You also need to balance monthly costs and total costs on your auto loan:

  • A longer loan term means lower monthly payments, but higher total interest charges
  • A shorter term increase the monthly obligation, but helps you save money over the life of the loan

#4: Don’t take dealer offers at face value

Those no-money-down or 0% APR promotional offers that dealers advertised are meant to get you in the door. But they don’t always provide the best overall value. In most cases, you could get a better loan if you go to your bank, credit union or a preferred online lender.

Before you start to shop, hit up your favorite lender to find out what kind of auto loan you can qualify for through the; it’s basically the same as getting prequalified to buy a house. Then you go to the dealer in a much better position. Your lender will give you a lender-approved blank check or a coupon saying what you qualify to buy.

Now you can compare any dealership offers to the offer you have from your lender. Look at total costs and upfront costs, then choose the deal that works best for your finances.

Note that when shopping for auto loans, requesting multiple quotes within a short period won’t damage your credit. All the inquiries for that loan type will be consolidated into a single inquiry by the bureaus. This allows you to shop around for your loan without decreasing your credit score.

#5: Make sure to take the right steps to avoid lemons

When you buy a used car, there are steps you can take to avoid buying a lemon:

  1. Test drive the car
  2. Take it to your mechanic so they can inspect it
  3. Check the vehicle’s history

A car is officially considered a lemon if it’s purchased with unreported defects. If the car is new, you may be entitled to a refund or new car. For used cars, the laws vary by state. Check with your state Attorney General’s office to get Lemon Law information that applies to you. You should do this and review it before you buy.

#6: You can’t be afraid to negotiate

Car buying, like homebuying, is one of the few places left in U.S. marketplaces where you can’t afford to by shy about haggling. You never want to pay the asking price, whether it’s from a dealership or a private seller. You should know the value of the car you want to buy and how much other people pay these days.

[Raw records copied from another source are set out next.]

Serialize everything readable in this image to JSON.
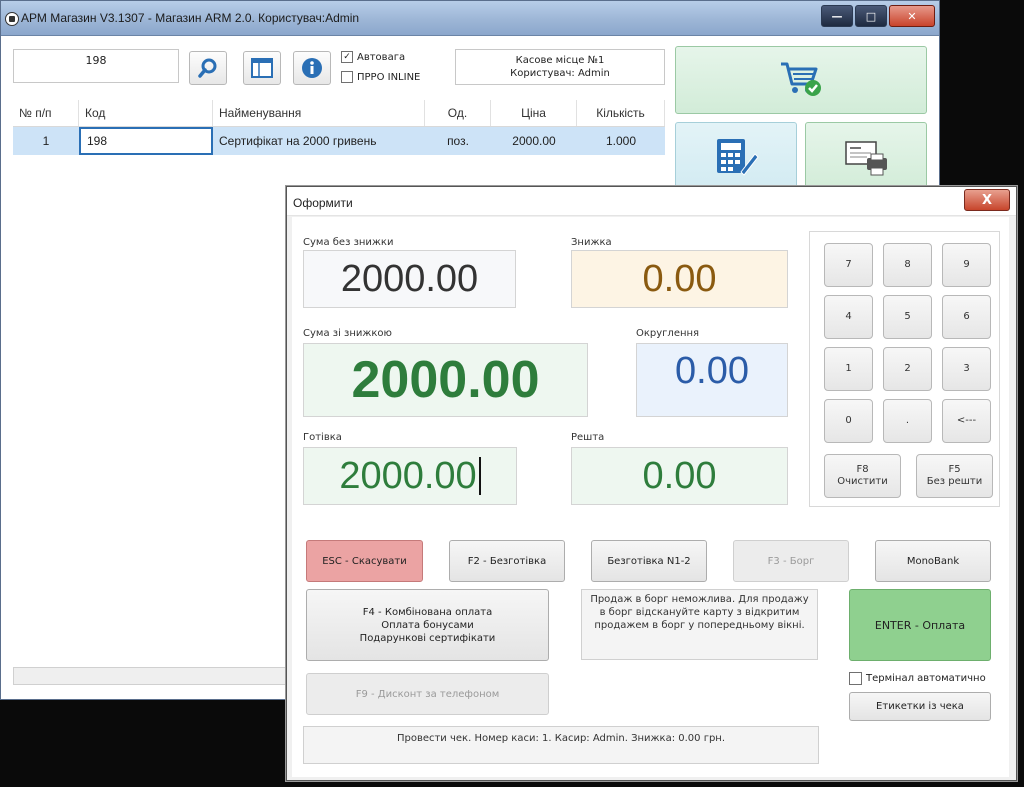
{
  "window": {
    "title": "АРМ Магазин V3.1307 - Магазин ARM 2.0. Користувач:Admin",
    "controls": {
      "minimize": "—",
      "maximize": "□",
      "close": "✕"
    }
  },
  "toolbar": {
    "code_input": "198",
    "autoweight_label": "Автовага",
    "autoweight_checked": "✓",
    "prro_label": "ПРРО INLINE",
    "cash_place": "Касове місце №1",
    "user": "Користувач: Admin"
  },
  "grid": {
    "columns": [
      "№ п/п",
      "Код",
      "Найменування",
      "Од.",
      "Ціна",
      "Кількість"
    ],
    "rows": [
      {
        "num": "1",
        "code": "198",
        "name": "Сертифікат на 2000 гривень",
        "unit": "поз.",
        "price": "2000.00",
        "qty": "1.000"
      }
    ]
  },
  "dialog": {
    "title": "Оформити",
    "close_label": "X",
    "sum_no_discount_label": "Сума без знижки",
    "sum_no_discount": "2000.00",
    "discount_label": "Знижка",
    "discount": "0.00",
    "sum_with_discount_label": "Сума зі знижкою",
    "sum_with_discount": "2000.00",
    "rounding_label": "Округлення",
    "rounding": "0.00",
    "cash_label": "Готівка",
    "cash": "2000.00",
    "change_label": "Решта",
    "change": "0.00",
    "keypad": {
      "k7": "7",
      "k8": "8",
      "k9": "9",
      "k4": "4",
      "k5": "5",
      "k6": "6",
      "k1": "1",
      "k2": "2",
      "k3": "3",
      "k0": "0",
      "kdot": ".",
      "kback": "<---",
      "f8_line1": "F8",
      "f8_line2": "Очистити",
      "f5_line1": "F5",
      "f5_line2": "Без решти"
    },
    "buttons": {
      "esc": "ESC - Скасувати",
      "f2": "F2 - Безготівка",
      "noncash_n12": "Безготівка N1-2",
      "f3": "F3 - Борг",
      "monobank": "MonoBank",
      "f4_line1": "F4 - Комбінована оплата",
      "f4_line2": "Оплата бонусами",
      "f4_line3": "Подарункові сертифікати",
      "enter": "ENTER - Оплата",
      "f9": "F9 - Дисконт за телефоном",
      "labels": "Етикетки із чека"
    },
    "debt_note": "Продаж в борг неможлива. Для продажу в борг відскануйте карту з відкритим продажем в борг у попередньому вікні.",
    "terminal_auto_label": "Термінал автоматично",
    "status": "Провести чек. Номер каси: 1. Касир: Admin. Знижка: 0.00 грн."
  },
  "colors": {
    "accent_green": "#2e7d3c",
    "discount_brown": "#8a5a10",
    "rounding_blue": "#2b5ca8",
    "selection": "#cde3f7"
  }
}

If you aren’t comfortable negotiating on your own, take someone with you who is. Then learn from watching them. Failing that, make sure to check things like Kelly Blue Book or try apps like TrueCar. In the end, you can’t be afraid to walk away from a deal. That’s the number on rule in negotiating.

#7: Look carefully before you lease

Some people just assume that leasing a car is better than owning. In some cases, it is; but it really depends on your situation. If you like to get new cars every few years and you drive either a fixed or limited amount, leasing may be for you.

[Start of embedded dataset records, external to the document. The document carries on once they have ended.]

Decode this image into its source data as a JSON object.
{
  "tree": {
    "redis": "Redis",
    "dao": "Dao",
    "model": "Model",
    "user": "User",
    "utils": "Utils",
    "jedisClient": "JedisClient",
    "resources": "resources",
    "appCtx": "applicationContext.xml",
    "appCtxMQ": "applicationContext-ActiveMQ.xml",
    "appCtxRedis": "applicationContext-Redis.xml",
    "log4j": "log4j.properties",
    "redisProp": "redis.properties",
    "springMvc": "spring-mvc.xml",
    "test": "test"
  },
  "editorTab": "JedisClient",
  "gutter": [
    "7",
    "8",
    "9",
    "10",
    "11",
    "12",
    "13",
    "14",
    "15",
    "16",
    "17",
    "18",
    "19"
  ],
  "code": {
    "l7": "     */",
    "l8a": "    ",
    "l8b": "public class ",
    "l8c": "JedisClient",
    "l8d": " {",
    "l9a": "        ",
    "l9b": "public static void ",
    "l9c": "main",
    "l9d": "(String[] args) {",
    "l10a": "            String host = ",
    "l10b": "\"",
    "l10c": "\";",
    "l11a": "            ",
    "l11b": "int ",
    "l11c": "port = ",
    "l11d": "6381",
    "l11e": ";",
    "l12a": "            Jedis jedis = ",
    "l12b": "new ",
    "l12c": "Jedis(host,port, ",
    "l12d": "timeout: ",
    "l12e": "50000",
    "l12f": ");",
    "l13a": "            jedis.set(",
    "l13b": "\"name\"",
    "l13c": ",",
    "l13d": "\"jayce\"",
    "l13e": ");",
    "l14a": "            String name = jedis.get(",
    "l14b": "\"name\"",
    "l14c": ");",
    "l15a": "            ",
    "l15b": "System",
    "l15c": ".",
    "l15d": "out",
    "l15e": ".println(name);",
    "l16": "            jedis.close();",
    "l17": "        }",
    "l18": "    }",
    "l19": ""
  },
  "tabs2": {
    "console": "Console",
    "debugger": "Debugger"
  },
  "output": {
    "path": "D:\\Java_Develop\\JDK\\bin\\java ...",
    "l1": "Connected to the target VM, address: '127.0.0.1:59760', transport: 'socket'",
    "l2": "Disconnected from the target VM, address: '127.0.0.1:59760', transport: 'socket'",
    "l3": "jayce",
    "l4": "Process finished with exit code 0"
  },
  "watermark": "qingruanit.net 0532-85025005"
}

Here are some downsides to consider about car leasing:

  1. The car doesn’t belong to you, so it doesn’t count as an asset
  2. Insurance costs tend to be higher when you lease
  3. If you ever have trouble making the payments, it’s harder to get out of a lease and you can’t refinance
  4. There are mileage limitations and if you exceed them it leads to fees
  5. If you don’t maintain the car in good condition, there are also added fees for wear and tear

It’s important to note that a leased car doesn’t count as an asset. However, an auto lease often still counts as a debt. Unless you are within 10 months of full repayment, auto leases count against your debt-to-income ratio. So, getting a lease won’t help you avoid challenges caused by excessive debt.